Ja. Dat kan.Zo’n 30 jaar geleden dacht ik daar heel anders over. Ik ben opgegroeid in de landelijke rust van Colijnsplaat, Noord-Beveland. Toen in 1957 helder werd dat ik eraan kwam, moest diep in de nacht ‘het bootje’ tussen Kortgene en Wolphaartsdijk uitvaren om m’n moeder snel naar Goes te brengen. In de Ganzenstad ging ik 12 jaar later ook naar de middelbare school. Wat een tijd! Wandelen in de polder, zwemmen in de Oosterschelde, fietsen onderaan de dijk. Thuis in Zeeland!

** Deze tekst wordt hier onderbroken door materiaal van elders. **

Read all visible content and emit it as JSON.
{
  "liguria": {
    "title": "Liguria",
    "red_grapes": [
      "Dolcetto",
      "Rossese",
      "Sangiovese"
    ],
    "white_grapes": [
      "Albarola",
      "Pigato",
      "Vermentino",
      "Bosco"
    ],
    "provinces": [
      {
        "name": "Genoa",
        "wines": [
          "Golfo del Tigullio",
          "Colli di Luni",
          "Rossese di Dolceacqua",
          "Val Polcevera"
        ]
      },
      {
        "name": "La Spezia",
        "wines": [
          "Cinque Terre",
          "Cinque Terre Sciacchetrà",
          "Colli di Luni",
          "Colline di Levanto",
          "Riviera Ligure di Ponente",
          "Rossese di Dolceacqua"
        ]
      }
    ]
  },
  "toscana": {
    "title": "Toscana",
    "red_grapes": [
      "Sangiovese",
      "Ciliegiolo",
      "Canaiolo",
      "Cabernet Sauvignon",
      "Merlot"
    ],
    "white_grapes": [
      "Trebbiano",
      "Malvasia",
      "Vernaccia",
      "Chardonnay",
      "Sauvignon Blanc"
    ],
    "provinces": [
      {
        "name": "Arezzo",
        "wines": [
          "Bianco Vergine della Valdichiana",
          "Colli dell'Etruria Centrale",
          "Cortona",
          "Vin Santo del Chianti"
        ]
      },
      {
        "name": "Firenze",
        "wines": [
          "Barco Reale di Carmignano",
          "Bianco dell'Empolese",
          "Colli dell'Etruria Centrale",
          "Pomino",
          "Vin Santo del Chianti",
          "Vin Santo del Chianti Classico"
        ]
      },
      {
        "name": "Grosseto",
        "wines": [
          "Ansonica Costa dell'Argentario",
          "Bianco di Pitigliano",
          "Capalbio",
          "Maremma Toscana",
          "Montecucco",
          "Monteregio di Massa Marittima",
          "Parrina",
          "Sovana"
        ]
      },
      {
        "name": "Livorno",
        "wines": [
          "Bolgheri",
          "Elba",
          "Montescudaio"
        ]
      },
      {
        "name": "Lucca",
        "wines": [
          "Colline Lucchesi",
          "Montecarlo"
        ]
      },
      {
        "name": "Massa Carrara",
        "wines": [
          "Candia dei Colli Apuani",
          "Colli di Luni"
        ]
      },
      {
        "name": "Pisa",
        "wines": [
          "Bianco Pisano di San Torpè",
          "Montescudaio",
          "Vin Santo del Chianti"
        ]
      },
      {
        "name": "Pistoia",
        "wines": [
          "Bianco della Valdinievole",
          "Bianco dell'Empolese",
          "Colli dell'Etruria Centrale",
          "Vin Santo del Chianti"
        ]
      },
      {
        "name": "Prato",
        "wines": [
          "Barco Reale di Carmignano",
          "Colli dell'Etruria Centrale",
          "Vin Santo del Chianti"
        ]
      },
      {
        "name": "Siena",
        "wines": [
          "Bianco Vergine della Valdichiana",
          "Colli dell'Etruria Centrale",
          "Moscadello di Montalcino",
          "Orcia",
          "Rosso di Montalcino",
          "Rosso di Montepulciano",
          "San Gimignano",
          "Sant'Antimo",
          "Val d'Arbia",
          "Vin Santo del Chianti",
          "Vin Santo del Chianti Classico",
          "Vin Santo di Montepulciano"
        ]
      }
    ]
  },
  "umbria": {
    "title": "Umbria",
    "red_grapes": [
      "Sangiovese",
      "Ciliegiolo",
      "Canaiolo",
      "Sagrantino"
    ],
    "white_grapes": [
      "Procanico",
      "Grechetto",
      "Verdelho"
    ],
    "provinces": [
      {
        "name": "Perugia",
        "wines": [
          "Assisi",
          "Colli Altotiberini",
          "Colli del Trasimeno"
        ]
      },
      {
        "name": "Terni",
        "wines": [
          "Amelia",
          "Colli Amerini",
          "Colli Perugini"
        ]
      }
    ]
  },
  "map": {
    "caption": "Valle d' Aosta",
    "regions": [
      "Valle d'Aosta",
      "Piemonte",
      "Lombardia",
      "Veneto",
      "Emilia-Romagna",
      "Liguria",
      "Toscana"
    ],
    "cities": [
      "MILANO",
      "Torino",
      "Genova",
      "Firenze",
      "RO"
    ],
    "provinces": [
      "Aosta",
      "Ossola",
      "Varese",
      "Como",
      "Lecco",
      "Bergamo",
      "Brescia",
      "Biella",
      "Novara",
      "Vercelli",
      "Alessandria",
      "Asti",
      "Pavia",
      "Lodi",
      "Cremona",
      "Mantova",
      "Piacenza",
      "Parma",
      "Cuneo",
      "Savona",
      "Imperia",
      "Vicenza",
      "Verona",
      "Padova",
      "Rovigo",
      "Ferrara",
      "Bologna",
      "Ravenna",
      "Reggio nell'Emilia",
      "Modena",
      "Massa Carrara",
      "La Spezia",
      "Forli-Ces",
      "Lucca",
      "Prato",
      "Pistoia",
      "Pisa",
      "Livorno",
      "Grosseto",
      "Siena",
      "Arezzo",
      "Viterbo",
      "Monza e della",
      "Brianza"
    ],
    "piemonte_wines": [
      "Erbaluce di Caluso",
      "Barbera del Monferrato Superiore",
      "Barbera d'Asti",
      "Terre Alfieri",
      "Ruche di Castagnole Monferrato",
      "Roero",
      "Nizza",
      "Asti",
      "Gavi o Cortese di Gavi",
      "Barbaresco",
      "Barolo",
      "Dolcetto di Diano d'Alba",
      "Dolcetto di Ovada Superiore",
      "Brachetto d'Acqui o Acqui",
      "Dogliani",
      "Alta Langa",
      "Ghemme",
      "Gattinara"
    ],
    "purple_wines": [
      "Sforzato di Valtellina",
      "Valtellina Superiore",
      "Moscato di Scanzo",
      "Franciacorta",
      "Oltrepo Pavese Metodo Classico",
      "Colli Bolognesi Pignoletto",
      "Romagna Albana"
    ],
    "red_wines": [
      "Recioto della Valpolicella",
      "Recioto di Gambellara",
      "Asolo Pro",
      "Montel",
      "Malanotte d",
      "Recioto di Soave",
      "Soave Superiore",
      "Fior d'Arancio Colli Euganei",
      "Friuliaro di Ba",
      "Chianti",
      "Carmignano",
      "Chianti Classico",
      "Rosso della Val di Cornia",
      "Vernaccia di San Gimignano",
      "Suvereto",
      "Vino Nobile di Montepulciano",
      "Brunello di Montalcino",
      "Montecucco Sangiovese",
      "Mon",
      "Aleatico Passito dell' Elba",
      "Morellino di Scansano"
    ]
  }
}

Daarna studeerde ik zes jaren in Leiden. Maar in al die jaren trok het Zeeuwse land me zó sterk, dat ik nóóit een weekend in Leiden over ben gebleven. Sterker nog, als ik op maandag weer met de trein naar Holland reisde, bleven m’n gedachten achter ‘op Colijn’. En als ik op vrijdag achter Bergen op Zoom de bruggen bij de Kreekraksluizen op zag doemen, leefde ik weer op. Voor mezelf lag m’n toekomst in Zeeland.

Het liep anders. In Leiden studeerde ik politieke wetenschappen. Dan is Den Haag natuurlijk wel heel dichtbij – zelfs letterlijk. Nog tijdens mijn studie was ik dan ook regelmatig in de Hofstad te vinden. Soms gewoon om wat op en rond het Binnenhof te slenteren, in de hoop een paar bekende politici te spotten. Ik herinner me nog goed de eerste Haagse politicus die ik ‘in het wild’ op straat tegenkwam. Het was premier Dries van Agt, die bij het torentje een buitenlandse gast uitzwaaide.

Ook zat ik vaak op de publieke tribune van de Tweede Kamer. Waar het over ging, en hoe saai het ook was, dat interesseerde me niks. Ik vond het mooi om erbij te zijn en het te zien. Het was nog die oude knusse vergaderzaal met de groene bankjes. Kamerleden en ministers verdwenen er achter de groene gordijnen in de wandelgangen. “Als ik daar toch ooit eens zou mogen werken” dacht ik dan, ervan overtuigd dat dat voor mij, jongetje uit Colijnsplaat, wel een droom zou blijven.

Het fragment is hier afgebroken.